In his current role, Robitaille has been the driving force behind growing the Kings' presence both among fans and in the business community. The club has had record revenues on his watch.
He said the club's surveys have shown of the 16 million people in Southern California, 2.5 million are hockey fans. Robitaille works now to make them Kings fans. He wants to get the number up to three million. Back in November, the Kings had an opportunity to have the stage to themselves with their fellow tenants at the Staples Center, the NBA's Los Angeles Lakers and Clippers, not playing because of the lockout.
"The difference, in November when we were the only game in town, we flat out sucked. We weren't scoring goals, we were losing," Robitaille said. "But we found a way to hang in there."
With the Clippers and Lakers both having flamed out of the playoffs, the Kings once again have the stage to themselves. Their first championship would reward some long-suffering Kings fans, who have hung in there since 1967 and have hung in there since the club's early struggles this season when so much was expected of a promising team.
Robitaille was part of the group that decided to stick with the kids -- Anze Kopitar, Drew Doughty and Jonathan Quick -- and build from the ground up, although it meant there would be growing pains. He also was part of the management team that decided to make the bold moves and trade for Mike Richards and Jeff Carter.
"For 45 years we've tried really hard," Robitaille said. "But let's say for the past five years we tried a different way: OK, we're going to keep all of our young guys. Our fans suddenly had to be very patient. It's very hard in North America to tell fans, 'be patient with us. we're going to rebuild,' because you're saying you're going to lose. You're basically saying in a nice way you're going to lose. We told them that and we found a way to make our fans believers.
"The cool thing about it is today we can say, see? We didn't lie. We didn't know if it was really going to happen."
Robitaille got his Cup as a player with the Red Wings, but said this has a completely different vibe to it.
"This is totally different. It was a very old team in Detroit. The one thing that is probably the same is the sacrifice of each player. Each player knew his role, each player knew exactly what needed to be done to help the team win. You kind of feel this about this team.

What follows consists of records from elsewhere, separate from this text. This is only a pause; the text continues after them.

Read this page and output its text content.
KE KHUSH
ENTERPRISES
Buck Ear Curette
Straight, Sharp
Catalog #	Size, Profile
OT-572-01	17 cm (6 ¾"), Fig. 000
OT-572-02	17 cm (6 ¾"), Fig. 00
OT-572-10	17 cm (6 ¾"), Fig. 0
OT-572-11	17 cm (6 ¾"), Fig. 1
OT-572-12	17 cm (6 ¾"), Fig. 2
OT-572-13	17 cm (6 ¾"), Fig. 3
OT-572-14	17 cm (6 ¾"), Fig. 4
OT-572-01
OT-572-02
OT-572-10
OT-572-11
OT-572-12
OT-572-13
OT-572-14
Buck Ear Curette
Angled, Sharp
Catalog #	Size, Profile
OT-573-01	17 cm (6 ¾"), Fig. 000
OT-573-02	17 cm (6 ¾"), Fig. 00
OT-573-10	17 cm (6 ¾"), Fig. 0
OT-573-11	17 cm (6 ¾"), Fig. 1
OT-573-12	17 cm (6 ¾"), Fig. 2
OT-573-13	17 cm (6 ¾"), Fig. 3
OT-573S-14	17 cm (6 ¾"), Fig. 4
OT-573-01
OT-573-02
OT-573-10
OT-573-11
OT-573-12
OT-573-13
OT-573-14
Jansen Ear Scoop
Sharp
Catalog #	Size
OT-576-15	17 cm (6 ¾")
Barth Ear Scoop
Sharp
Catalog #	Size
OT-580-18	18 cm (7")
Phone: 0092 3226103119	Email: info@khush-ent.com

"That's what Mike Richards really brought into our team. It doesn't matter if Mike Richards scores. it's what he does on the ice that's special every shift. You look at Anze, Anze might not get a scoring chance or might not get a goal, but he's one of our best players defensively. He even has a lot of grit into his game now. That's one thing we were missing in the past."
Robitaille has been there, for the most part, along with the fans.
Now they're here, back together, one win away.
"We're one victory away from winning a Stanley Cup in a city I love, with the team I love," Robitaille said. "It's pretty special."